Ok, so I'm trying to delete lines from a text file with java. Currently the way I'm doing this, is I'm keep track of a line number and inputting an index. The index is the line I want deleted. So each time I read a new line of data I increment the line count. Now when I reach the line count that is the same index, I dont write the data to the temporary file. Now this works, but what if for example I'm working with huge files and I have to worry about memory restraints. How can I do this with.. file markers? For example.. place the file marker on the line I want to do delete. Then delete that line? Or is that just too much work?

A: 

You could use nio to delete the region of the file that correspond to that line.

EDIT added some hints

By creating a FileChannel and using a Buffer, you could open the file, erase the required line by pushing over it the content that come after.

Unfortunatly, I must confess my knowledge of nio stops approximatly here ...

Riduidel
More details? The technique is not at all obvious from that link.
Michael Myers
A: 

You could use a random access file. Keep a pointer to the byte you are reading and another for the byte you are writing. Fill a buffer with data and as you read it count the lines. If you have nothing to delete reset the channel to the write pointer and output the buffer, then reset the channel to the read pointer. If you find a line to delete, output the buffer to that point at the write index, then increment the read pointer until you find the end of the line, and then output the remainder of your buffer (refilling the buffer as necessary), repeat for each line to be deleted.

M. Jessup
A: 

Ideally, I would use an ETL tool to perform this kind of batch work. Assuming you do not have access to such a tool, I would recommend gZipping the file first and then read it using java.util.zip.

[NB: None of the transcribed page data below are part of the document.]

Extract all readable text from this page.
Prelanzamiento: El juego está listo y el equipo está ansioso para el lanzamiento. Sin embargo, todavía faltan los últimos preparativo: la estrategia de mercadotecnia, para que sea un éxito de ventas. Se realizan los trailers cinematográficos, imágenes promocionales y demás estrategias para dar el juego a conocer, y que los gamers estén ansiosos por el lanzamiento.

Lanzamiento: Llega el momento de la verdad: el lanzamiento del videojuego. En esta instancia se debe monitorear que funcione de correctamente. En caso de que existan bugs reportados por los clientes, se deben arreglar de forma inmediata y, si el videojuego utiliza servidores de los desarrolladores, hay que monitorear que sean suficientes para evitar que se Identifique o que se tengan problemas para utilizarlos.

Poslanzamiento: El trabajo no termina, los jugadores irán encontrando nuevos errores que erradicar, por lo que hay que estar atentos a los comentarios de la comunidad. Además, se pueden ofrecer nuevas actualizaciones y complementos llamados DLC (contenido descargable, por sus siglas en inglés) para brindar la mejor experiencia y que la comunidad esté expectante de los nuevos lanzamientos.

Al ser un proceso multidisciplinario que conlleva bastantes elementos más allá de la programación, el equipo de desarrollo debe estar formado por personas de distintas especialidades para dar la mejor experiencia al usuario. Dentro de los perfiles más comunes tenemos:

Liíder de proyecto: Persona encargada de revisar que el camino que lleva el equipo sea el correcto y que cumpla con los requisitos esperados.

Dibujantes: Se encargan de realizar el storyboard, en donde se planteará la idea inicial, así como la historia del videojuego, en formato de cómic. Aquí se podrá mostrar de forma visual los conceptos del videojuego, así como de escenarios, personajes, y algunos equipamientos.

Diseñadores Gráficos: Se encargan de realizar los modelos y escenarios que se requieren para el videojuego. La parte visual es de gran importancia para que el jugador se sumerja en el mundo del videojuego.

Here is a good tutorial on how to do it.

Hope this helps!

CoolBeans
I really don't think zipping the file would improve either the memory footprint or the execution speed.
Michael Myers
Not sure if I follow you. Zipping would make the file size smaller and hence less data to hoard right? The added execution time is the time it takes in compressing it.
CoolBeans
If you zip it on the disk, then uncompress it when reading, it ends up the same size in memory as it originally was, plus the overhead of the zipping mechanism. If you do it the other was round, and zip it in memory to a byte buffer, it will be smaller, so will take a little longer to run out of space, but you still will run out of memory at some point.
Pete Kirkham
No I meant to read the file from the zipped stream itself using java's GZIPInputStream library. I agree you can eventually run out of memory if the file is that big. However with 90% compression that threshold may be pretty high. The overhead of zipping can be eliminated by having the file gZipped before it's sent to the app.
CoolBeans
+2  A: 

Don't keep the file in memory, just read it one line at a time and write it out to the temporary file one line at at a time skipping the line that needs to be deleted.

MK
That's what it sounds like he's doing already.